毎月17日は観音様の縁日。特に旧暦8月17日は「十七夜」と呼ばれ、多くの参拝客でにぎわう。この日、大仏殿前の鏡池南の常夜灯から二月堂に至る参道は石灯籠130基余に灯が入り、二月堂本堂周辺も願い事などを書いた手作りの灯籠約300基で飾られた。ろうそくのあかりが温かい雰囲気を醸し出す。

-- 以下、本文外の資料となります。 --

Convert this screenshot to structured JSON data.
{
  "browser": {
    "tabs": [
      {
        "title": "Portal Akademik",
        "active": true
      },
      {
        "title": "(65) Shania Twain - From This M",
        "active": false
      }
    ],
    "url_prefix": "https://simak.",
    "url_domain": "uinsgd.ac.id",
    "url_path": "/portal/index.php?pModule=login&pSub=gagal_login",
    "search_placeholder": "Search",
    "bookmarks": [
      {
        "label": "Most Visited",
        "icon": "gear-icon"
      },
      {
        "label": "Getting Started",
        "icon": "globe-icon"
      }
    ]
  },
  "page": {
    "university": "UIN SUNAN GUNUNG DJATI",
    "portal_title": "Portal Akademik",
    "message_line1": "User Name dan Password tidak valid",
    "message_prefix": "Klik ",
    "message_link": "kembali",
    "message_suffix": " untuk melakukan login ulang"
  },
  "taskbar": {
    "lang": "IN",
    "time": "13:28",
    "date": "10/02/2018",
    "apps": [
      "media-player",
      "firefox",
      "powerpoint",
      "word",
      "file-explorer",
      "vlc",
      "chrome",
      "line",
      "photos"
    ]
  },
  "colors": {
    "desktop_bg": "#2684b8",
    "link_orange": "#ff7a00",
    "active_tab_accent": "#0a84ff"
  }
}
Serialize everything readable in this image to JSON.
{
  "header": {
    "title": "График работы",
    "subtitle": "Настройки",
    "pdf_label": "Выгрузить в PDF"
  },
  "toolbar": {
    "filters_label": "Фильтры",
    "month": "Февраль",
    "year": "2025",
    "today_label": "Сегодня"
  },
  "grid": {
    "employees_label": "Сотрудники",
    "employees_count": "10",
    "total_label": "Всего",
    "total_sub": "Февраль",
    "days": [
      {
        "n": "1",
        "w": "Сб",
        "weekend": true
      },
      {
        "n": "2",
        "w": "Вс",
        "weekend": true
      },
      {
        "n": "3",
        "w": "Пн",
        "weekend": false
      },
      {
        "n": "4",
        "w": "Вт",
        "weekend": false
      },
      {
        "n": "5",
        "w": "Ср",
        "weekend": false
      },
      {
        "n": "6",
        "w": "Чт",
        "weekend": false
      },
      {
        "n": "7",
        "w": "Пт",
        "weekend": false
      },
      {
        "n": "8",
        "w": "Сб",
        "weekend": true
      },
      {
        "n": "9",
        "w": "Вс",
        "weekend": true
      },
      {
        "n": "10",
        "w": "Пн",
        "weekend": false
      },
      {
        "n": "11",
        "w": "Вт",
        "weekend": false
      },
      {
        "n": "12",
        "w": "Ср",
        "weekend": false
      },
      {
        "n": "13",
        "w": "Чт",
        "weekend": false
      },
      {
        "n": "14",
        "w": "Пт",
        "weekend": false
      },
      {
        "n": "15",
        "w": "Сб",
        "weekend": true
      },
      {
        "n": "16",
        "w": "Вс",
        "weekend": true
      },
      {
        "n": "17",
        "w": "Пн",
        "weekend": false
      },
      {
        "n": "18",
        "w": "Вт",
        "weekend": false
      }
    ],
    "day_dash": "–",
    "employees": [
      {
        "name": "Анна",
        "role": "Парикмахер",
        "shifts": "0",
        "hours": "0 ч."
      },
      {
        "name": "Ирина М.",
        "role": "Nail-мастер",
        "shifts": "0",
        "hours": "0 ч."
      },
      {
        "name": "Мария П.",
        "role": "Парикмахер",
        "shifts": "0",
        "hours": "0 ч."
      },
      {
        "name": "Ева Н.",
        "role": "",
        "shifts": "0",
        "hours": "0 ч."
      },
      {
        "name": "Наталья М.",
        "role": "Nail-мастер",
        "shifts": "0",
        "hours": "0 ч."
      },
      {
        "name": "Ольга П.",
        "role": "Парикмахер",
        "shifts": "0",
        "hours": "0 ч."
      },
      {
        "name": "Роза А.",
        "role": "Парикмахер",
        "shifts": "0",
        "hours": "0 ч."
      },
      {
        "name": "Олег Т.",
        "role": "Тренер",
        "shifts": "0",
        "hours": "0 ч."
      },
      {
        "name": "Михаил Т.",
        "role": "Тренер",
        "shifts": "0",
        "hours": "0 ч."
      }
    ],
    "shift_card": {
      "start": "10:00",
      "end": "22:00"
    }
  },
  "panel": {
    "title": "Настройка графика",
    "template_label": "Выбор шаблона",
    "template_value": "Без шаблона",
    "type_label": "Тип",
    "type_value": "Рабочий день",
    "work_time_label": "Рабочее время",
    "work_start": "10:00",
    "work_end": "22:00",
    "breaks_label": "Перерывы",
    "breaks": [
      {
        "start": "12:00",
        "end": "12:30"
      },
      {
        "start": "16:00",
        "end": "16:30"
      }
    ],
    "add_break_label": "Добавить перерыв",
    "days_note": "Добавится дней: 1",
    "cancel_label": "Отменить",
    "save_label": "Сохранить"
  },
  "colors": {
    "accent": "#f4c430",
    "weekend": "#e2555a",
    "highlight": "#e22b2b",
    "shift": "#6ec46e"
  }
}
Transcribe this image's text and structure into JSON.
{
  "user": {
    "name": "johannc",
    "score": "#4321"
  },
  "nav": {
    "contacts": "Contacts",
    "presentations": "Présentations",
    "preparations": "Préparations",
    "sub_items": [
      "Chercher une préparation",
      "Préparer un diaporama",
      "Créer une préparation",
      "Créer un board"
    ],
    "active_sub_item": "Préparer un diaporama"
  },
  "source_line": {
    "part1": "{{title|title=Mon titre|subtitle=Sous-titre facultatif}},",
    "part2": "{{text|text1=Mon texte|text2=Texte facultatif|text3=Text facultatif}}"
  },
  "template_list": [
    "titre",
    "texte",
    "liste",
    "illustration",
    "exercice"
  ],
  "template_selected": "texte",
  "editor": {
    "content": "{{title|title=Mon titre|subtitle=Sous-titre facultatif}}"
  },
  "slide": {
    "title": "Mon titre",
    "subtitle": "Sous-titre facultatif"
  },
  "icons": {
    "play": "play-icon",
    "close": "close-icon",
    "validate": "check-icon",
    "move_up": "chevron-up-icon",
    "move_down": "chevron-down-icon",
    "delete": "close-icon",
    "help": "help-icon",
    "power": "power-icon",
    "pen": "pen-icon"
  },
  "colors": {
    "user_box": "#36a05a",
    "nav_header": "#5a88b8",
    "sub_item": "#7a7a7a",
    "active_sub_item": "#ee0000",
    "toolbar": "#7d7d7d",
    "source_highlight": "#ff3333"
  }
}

盆踊りは本堂での法要に続いて夕方6時半にスタート。やぐらの上で音頭取りによる河内音頭が始まると、「待ってました!」とばかりにすぐに踊りの輪が動き始めた。そろいの浴衣姿の若者や手馴れた身のこなしの中高年グループ。中には浴衣がよく似合ったかわいい金髪のお嬢さんも。この他にも外国の方の姿も目立った。河内音頭に続いて江州音頭。
二月堂の舞台から下を眺めると、さほど広くない広場は人、人、人。いつの間にか踊りの輪はやぐらを挟んで2つできていた。踊りの熱気が舞台の上まで伝わってくる。その向こうに大仏殿の大屋根。さらにその奥には奈良の市街地がキラキラと輝いていた。